Seamus told me: "Looking at the photos (these were recovered from victims and stashed in a suitcase discovered after the war) you see real stories, and whole families that were wiped out. You can imagine the people coming here and trying to look strong - that means much more than figures like ‘six million killed'."
For Clare Holman, head of history at St James Catholic High School, this connection on a personal level is vital, as is the presentation of the Holocaust as a not uniquely Jewish history.
"A lot of them have a very generalised knowledge of the Holocaust, they know what it was, they know lots of people were killed, they know about the gas chambers, and they have seen films like Schindler's List, but it's on a very different level, it's something that happened a long time ago," she says.
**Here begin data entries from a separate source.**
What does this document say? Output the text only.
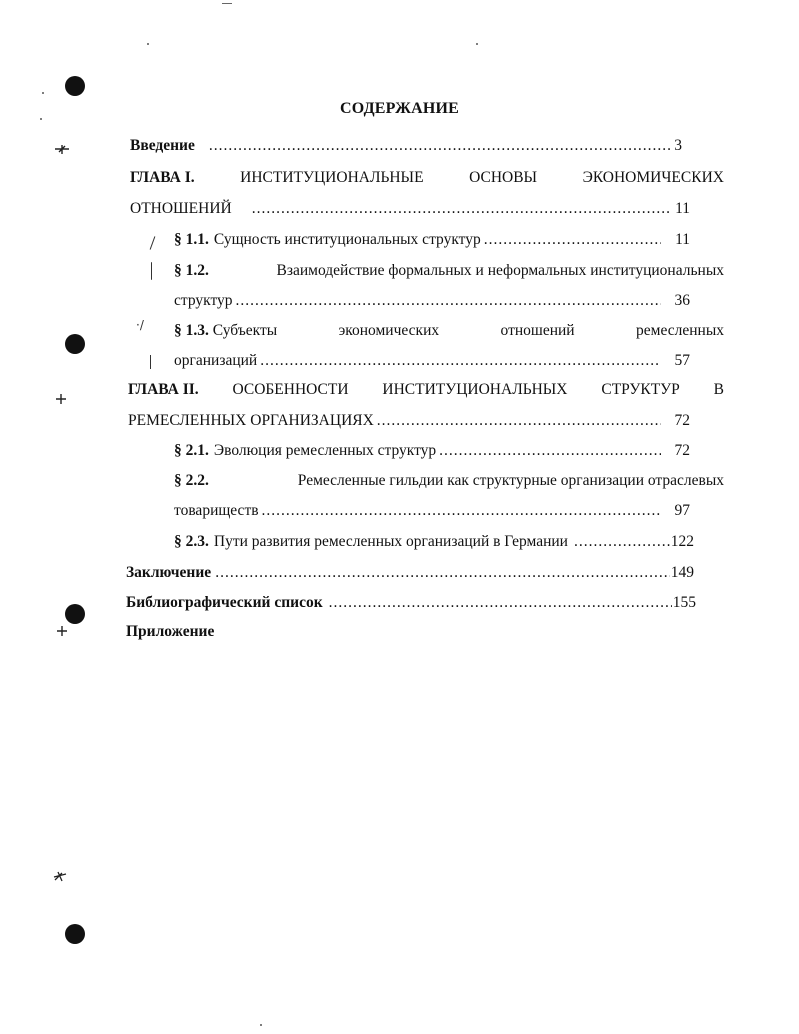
·/
СОДЕРЖАНИЕ
Введение .....	3
ГЛАВА I.	ИНСТИТУЦИОНАЛЬНЫЕ	ОСНОВЫ	ЭКОНОМИЧЕСКИХ
ОТНОШЕНИЙ .....	11
§ 1.1. Сущность институциональных структур .....	11
§ 1.2.	Взаимодействие формальных и неформальных институциональных
структур .....	36
§ 1.3. Субъекты	экономических	отношений	ремесленных
организаций .....	57
ГЛАВА II. ОСОБЕННОСТИ ИНСТИТУЦИОНАЛЬНЫХ СТРУКТУР В
РЕМЕСЛЕННЫХ ОРГАНИЗАЦИЯХ .....	72
§ 2.1. Эволюция ремесленных структур .....	72
§ 2.2.	Ремесленные гильдии как структурные организации отраслевых
товариществ .....	97
§ 2.3. Пути развития ремесленных организаций в Германии .....	122
Заключение .....	149
Библиографический список .....	155
Приложение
"We have lots of Polish students now, being a Catholic school, and they know a lot more because their country was occupied by the Nazis, their grandparents will have told them what happened, and it has effected them."
The Holocaust, compulsory up to Key Stage 3 (11- to 14-year-olds), is taught in the context of other genocides and many schools link it to events in Rwanda in the 1990s.
As the skies darken overhead, we gather one last time, weary and emotionally drained, for a ceremony of remembrance at the end of the train tracks at Birkenau on the spot where Pope Benedict XVI, on his visit in 2006, said: "In a place like this, words fail."
Rabbi Barry Marcus leads the group in a reading Psalm 23, "The Lord is my shepherd", and in that valley of the shadow of death, sings a haunting Hebrew prayer for the Jewish martyrs of the Holocaust. It's an exquisitely poignant and painful moment, and all the faces around me are fixed, staring into the middle distance, lost in their own thoughts.
You may not be able fully to appreciate what you have seen here today, he tells us, maybe not tomorrow, or next week or even next year, but one day you will. Today, he continues, racism and xenophobia are like a virus that mutates every generation, that is why we must never forget the lessons of history.
"Whatever reason has brought you here today my friends, let us walk out of here in gratitude, let us leave with a sense of humility and respect and let us hopefully never see another human being feel the pain of being alone, or abandoned, let us undertake as we stand here, not to be fearful of those who may look different or think differently, or worship differently, because otherwise we will have sadly failed as human beings."
As each of us walk away from this place, we pick up and light a candle and place it on the railway tracks, creating a pathway of light leading out into the darkness.